The critical percolation window in uniformly grown random graphs

2nd March 2026
We study graphs in which vertices 1,...,n arrive sequentially, and in which vertex j connects independently to earlier vertices with probability β/j. Bollobás, Janson, and Riordan (‘05) proved that the phase transition in β beyond which a giant component appears is of infinite order, in sharp contrast to the classical mean-field transition in Erdős–Rényi random graphs.

In this talk we determine the asymptotic order of the largest component at the critical value β_c. Moreover, for sequences β_n → β_c, we describe the critical window and uncover several surprising features, including a secondary phase transition and bounded susceptibility (average component size) throughout the window.

The proofs rely on a coupling between a component exploration process and a branching random walk with two killing barriers.

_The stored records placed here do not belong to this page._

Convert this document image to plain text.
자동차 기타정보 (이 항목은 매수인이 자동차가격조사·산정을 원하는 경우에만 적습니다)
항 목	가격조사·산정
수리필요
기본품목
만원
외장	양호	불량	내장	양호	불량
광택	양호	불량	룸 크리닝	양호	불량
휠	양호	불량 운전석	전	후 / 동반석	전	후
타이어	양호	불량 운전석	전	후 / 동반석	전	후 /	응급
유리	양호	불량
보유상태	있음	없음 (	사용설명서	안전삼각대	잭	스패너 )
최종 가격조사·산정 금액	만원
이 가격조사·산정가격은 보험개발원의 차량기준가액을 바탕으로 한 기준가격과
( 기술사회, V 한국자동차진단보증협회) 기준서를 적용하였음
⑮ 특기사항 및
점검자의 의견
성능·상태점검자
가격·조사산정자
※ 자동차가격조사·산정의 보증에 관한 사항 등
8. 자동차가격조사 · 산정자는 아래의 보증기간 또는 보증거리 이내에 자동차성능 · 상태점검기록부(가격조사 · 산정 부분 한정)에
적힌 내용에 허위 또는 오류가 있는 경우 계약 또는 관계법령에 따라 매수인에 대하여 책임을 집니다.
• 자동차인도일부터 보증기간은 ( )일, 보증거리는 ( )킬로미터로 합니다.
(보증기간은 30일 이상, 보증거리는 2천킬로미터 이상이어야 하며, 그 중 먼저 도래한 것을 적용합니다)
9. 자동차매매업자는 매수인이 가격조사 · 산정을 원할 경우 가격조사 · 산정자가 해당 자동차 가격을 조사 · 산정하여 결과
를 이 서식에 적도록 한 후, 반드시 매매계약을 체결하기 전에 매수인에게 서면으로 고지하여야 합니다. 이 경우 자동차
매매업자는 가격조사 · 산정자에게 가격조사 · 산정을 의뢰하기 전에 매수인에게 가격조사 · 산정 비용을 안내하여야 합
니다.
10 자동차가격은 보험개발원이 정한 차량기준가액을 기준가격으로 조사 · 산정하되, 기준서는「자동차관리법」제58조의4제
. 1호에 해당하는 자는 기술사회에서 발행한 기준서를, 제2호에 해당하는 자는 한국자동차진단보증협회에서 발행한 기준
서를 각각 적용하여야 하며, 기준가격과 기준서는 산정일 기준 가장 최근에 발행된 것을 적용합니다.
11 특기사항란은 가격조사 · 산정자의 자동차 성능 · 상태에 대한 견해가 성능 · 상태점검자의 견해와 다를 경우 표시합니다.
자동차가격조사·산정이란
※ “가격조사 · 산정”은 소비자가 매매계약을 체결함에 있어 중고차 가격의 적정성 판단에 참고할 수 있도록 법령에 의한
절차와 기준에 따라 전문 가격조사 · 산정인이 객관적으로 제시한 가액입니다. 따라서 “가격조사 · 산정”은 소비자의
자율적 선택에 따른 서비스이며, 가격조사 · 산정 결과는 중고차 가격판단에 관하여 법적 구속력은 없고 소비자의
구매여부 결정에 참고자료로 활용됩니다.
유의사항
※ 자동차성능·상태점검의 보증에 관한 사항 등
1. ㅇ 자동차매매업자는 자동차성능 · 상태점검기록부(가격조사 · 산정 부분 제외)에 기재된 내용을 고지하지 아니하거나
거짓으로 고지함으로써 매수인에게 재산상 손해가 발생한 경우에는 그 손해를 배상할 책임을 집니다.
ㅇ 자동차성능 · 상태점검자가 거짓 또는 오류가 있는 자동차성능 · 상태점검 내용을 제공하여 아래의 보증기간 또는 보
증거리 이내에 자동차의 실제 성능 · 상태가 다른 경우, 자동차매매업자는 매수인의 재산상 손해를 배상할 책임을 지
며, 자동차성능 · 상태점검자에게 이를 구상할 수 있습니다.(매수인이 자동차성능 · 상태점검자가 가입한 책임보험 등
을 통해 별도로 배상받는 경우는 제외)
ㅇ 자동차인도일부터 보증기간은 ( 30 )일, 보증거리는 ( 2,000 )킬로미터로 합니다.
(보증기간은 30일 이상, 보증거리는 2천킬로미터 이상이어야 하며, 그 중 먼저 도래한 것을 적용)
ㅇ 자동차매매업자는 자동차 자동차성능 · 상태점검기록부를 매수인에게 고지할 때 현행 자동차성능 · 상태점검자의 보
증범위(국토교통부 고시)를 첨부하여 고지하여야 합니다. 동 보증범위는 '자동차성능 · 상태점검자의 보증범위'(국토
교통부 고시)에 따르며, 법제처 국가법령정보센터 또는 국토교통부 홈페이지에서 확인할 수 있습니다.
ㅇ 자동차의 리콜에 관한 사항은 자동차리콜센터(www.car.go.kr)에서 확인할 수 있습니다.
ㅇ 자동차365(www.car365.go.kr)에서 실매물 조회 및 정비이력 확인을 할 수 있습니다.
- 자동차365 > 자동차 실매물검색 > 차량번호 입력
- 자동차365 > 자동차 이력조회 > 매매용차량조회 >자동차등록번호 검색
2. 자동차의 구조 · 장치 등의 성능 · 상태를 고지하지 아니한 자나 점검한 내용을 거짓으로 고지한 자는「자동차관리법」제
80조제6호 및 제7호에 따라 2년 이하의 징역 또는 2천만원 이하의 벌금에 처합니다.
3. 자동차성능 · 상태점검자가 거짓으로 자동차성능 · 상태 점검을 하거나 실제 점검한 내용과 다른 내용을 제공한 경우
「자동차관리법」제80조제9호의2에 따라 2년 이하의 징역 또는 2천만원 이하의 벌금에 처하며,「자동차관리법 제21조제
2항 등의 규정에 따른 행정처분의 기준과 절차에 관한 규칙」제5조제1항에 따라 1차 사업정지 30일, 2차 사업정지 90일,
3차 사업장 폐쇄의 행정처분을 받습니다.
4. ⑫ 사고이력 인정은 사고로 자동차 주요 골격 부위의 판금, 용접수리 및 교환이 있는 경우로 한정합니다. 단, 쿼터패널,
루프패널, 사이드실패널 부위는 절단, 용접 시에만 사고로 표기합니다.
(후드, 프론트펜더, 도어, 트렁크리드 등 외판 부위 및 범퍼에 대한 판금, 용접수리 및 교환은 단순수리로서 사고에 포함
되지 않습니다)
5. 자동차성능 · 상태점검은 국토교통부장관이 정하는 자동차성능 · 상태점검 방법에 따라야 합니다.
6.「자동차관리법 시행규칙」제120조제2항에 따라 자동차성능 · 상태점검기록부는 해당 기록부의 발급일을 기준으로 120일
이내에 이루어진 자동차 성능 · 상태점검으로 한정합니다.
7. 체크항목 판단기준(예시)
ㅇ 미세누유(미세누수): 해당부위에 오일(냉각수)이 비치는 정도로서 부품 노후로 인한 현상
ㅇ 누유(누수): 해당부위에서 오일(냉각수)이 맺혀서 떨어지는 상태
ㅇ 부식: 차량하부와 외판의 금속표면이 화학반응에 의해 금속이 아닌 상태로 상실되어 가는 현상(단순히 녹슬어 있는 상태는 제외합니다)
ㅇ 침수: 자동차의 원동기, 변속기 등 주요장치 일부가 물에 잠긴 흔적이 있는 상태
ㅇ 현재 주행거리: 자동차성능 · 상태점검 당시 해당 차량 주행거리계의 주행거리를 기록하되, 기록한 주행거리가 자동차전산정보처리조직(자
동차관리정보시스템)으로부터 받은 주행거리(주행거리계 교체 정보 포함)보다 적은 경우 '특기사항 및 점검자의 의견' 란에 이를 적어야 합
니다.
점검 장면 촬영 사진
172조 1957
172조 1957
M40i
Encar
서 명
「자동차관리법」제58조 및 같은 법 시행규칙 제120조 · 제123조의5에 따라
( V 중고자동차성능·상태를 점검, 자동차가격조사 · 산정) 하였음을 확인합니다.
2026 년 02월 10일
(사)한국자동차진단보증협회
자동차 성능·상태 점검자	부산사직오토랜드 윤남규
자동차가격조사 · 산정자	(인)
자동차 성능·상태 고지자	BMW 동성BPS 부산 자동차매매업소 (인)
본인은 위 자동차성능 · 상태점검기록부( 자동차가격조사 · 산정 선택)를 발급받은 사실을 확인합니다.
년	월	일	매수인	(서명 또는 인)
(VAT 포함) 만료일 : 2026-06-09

Joint work with Pascal Maillard and Peter Mörters.

Julian Hofstadler

(Some) theoretical results for Markov chain- and Power Iteration Monte Carlo algorithms

9th March 2026
In this edition of PIMS I will talk about two of my ongoing projects in Bath regarding the theory of Monte Carlo algorithms. In the first part of the talk, the focus is on Markov chain-based algorithms, and how Poisson’s equation can be used to analyse these. In the second part of the talk, Power Iteration methods in the context of neutron transport are studied.

Emmanuel Kammerer

The height of the infection tree

16th March 2026
Consider an SIR model on the complete graph starting with one infected vertex and n sane vertices. We draw an edge between two vertices when one infects another. What does the tree look like at the end of the epidemic? This kind of tree fits into the framework of uniform attachment trees with freezing, a model of random trees which generalises uniform attachment trees where, besides the uniform attachment mechanism, we introduce a "freezing" mechanism where new vertices cannot attach to frozen vertices. We obtain the scaling limit of the total height of the infection tree depending on the infection rate. The asymptotic behaviour of the total height satisfies a phase transition of order 2. This talk is based on a joint work with Igor Kortchemski and Delphin Sénizergues.

Jonathon Peterson

Limit Theorems for self-interacting random walks: a Ray-Knight approach

20th March 2026 (Friday!), 14:15
Self-interacting random walks are discrete models for random motion where the transition probabilities of the walk depend in some way on the past of the walk. Such random walks are often very difficult to study because of their non-Markovian nature. However, for certain families of self-interacting random walks it has been observed that there is a Markovian structure embedded in the directed edge local times (the counts of how many times the walk has crossed each edge in a particular direction). This Markovian structure can often be analyzed to prove scaling limits for the directed edge local times of the walk; such results are called generalized Ray-Knight theorems. The challenge, however, is then to use these generalized Ray-Knight theorems to deduce scaling limits for the random walk. In this talk I will discuss some of my results in this direction, focusing on recent results with Kosygina, Mountford, and Mareche proving functional scaling limits for recurrent self-interacting random walks via such Ray-Knight methods.

John Fernley

The Second Phase Transition of the Contact Process on a Random Regular Graph

23rd March 2026
The regular tree corresponds to the random regular graph as its local limit. For this reason the famous double phase transition of the contact process on regular tree has been seen to correspond to a phase transition on the large random regular graph, at least at the first critical value. We find a phase transition on that large finite graph at the second critical value: between linear reinfections and reinfections following a long healthy period.